Target Process Selection and pid Semantics
- capget:
- pid < 0: EINVAL
- pid == 0: Uses the current process
- pid != 0: Looks up the target process (returns ESRCH if not found)
- capset:
- pid < 0: EPERM (negative pid targets not allowed)
- pid == 0 or pid == current process pid: Allowed
- pid != current process pid: EPERM (only self-modification allowed)
Capability Set Rules (capset)
Let:
- pE_old = old effective
- pP_old = old permitted
- pI_old = old inheritable
- bset = bounding set
- pE_new, pP_new, pI_new derived from user data (already truncated to 41-bit mask)
Constraints:
-
pE_new ⊆ pP_new
If any bit in pE_new is not in pP_new: EPERM -
pP_new ⊆ pP_old (not allowed to elevate permitted)
If pP_new contains any bits not in pP_old: EPERM -
pI_new limitation (aligned with Linux's CAP_SETPCAP and bset constraints)
- If the current process has CAP_SETPCAP_BIT (in the pE_old effective set):
pI_new ⊆ (pI_old ∪ pP_old) ∩ bset
If exceeded: EPERM - If not:
pI_new ⊆ (pI_old ∪ pP_old) and pI_new ⊆ (pI_old ∪ bset)
Any exceedance: EPERM
- If the current process has CAP_SETPCAP_BIT (in the pE_old effective set):
pI_new ⊆ (pI_old ∪ pP_old) ∩ bset
Note:
- Ambient capabilities are not modified by capset and remain unchanged.
- By cloning the old cred, updating pE/pP/pI, and then atomically replacing it in the PCB (pcb.set_cred).
Flowchart
Main flow of capget:
[读取 header(version,pid)]
|
[版本合法?]
/ \
否 是
| |
[写回 header.version=v3] [pid 选择]
| |-- pid<0 -> EINVAL
[data==NULL?] |-- pid==0 -> 当前进程 cred
/ \ |-- pid!=0 -> 查找目标任务
是 否 | |- 未找到 -> ESRCH
| | | |- 找到 -> 目标 cred
返回 0 EINVAL |
[拆分 e/p/i 为低/高 32 位]
[data==NULL?]
/ \
是 否
| |
返回 0 写回用户缓冲区,返回 0
Main flow of capset:
[读取 header(version,pid)]
|
[版本合法?]
/ \
否 是
| |
EINVAL [data==NULL?]
/ \
是 否
| |
EFAULT [pid 检查]
|- pid<0 -> EPERM
|- pid!=self -> EPERM
|- pid==self -> [读取用户数据并聚合 pE/pP/pI]
[规则1: pE_new ⊆ pP_new?] 否 -> EPERM
[规则2: pP_new ⊆ pP_old?] 否 -> EPERM
[规则3: pI_new 受 CAP_SETPCAP/bset 限制?] 否 -> EPERM
[克隆 cred 更新 pE/pP/pI]
[pcb.set_cred 原子替换]
返回 0
Capability Bit Width and Masks
Apply masks to e/p/i during aggregation:
- mask = CAPFlags::CAP_FULL_SET.bits() = (1<<41)-1
- Higher bits are truncated to ensure cross-version compatibility and consistency with the current implementation.

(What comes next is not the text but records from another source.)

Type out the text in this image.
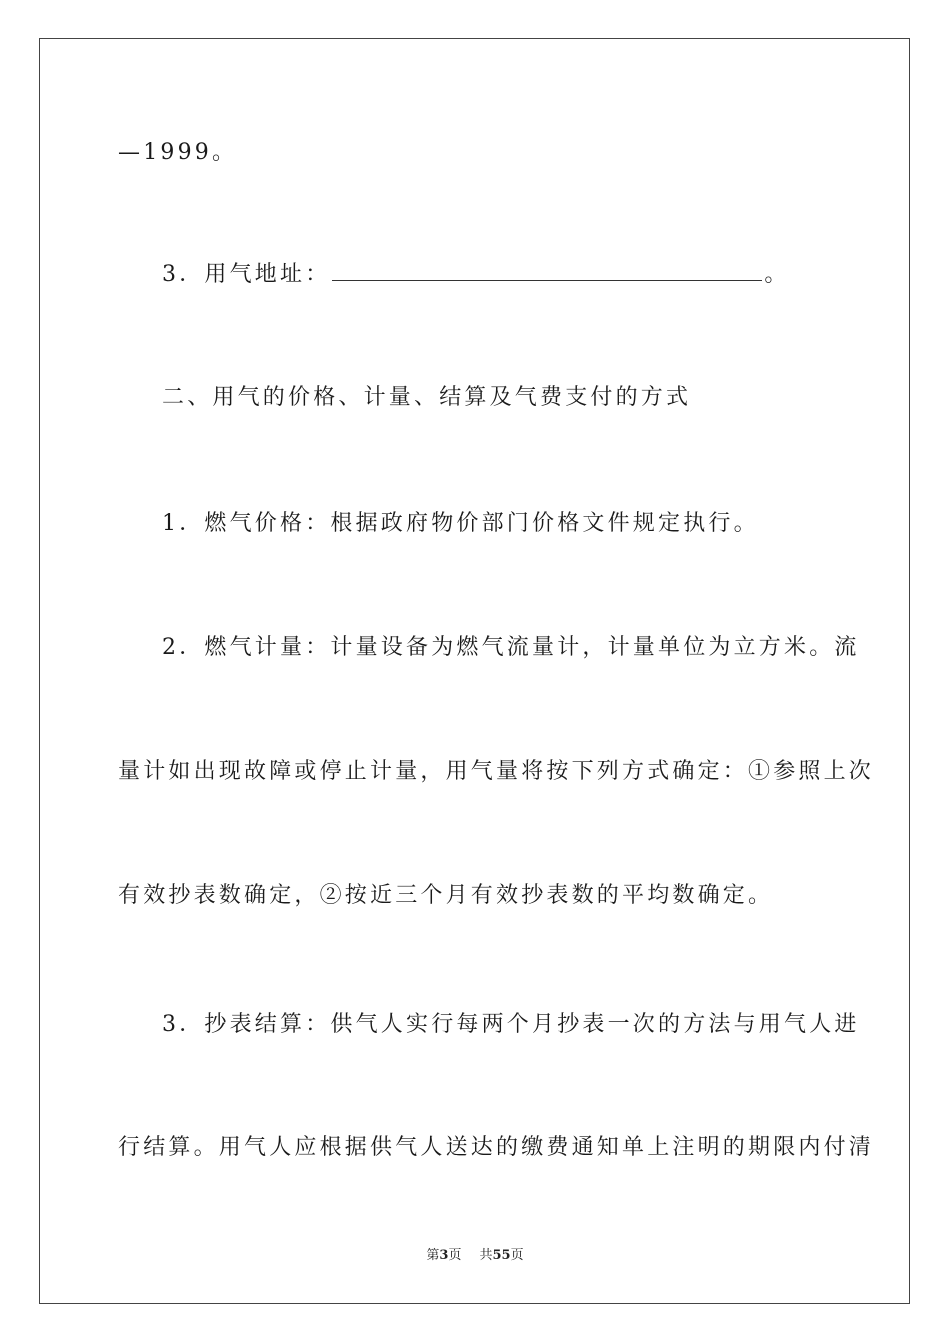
—1999。
3．用气地址：	。
二、用气的价格、计量、结算及气费支付的方式
1．燃气价格：根据政府物价部门价格文件规定执行。
2．燃气计量：计量设备为燃气流量计，计量单位为立方米。流
量计如出现故障或停止计量，用气量将按下列方式确定：①参照上次
有效抄表数确定，②按近三个月有效抄表数的平均数确定。
3．抄表结算：供气人实行每两个月抄表一次的方法与用气人进
行结算。用气人应根据供气人送达的缴费通知单上注明的期限内付清
第3页 共55页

Design Trade-offs and Alignment
- capget supports "probe" semantics for unknown versions: writes back the supported version and returns 0 when data==NULL.
- capset does not take on probing: unknown versions directly return EINVAL, more closely aligned with Linux behavior.

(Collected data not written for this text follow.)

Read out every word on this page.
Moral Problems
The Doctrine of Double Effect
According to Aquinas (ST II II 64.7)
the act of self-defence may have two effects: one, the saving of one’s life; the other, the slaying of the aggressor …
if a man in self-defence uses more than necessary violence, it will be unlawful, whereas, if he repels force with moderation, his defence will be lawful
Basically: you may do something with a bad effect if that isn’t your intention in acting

- pid constraints are stricter: capset only allows modification of the current process to avoid cross-process permission modifications.
- Rules follow the Linux capability model: not allowed to elevate permitted; effective must be limited by permitted; inheritable is constrained by CAP_SETPCAP and bset.
Future Work
- Improve more interfaces for ambient capabilities and bounding set (currently ambient is not modified in capset).
- Introduce more complete capability bit definitions and permission check interfaces.
- Align documentation and test cases with more boundary conditions (such as the impact of user namespaces).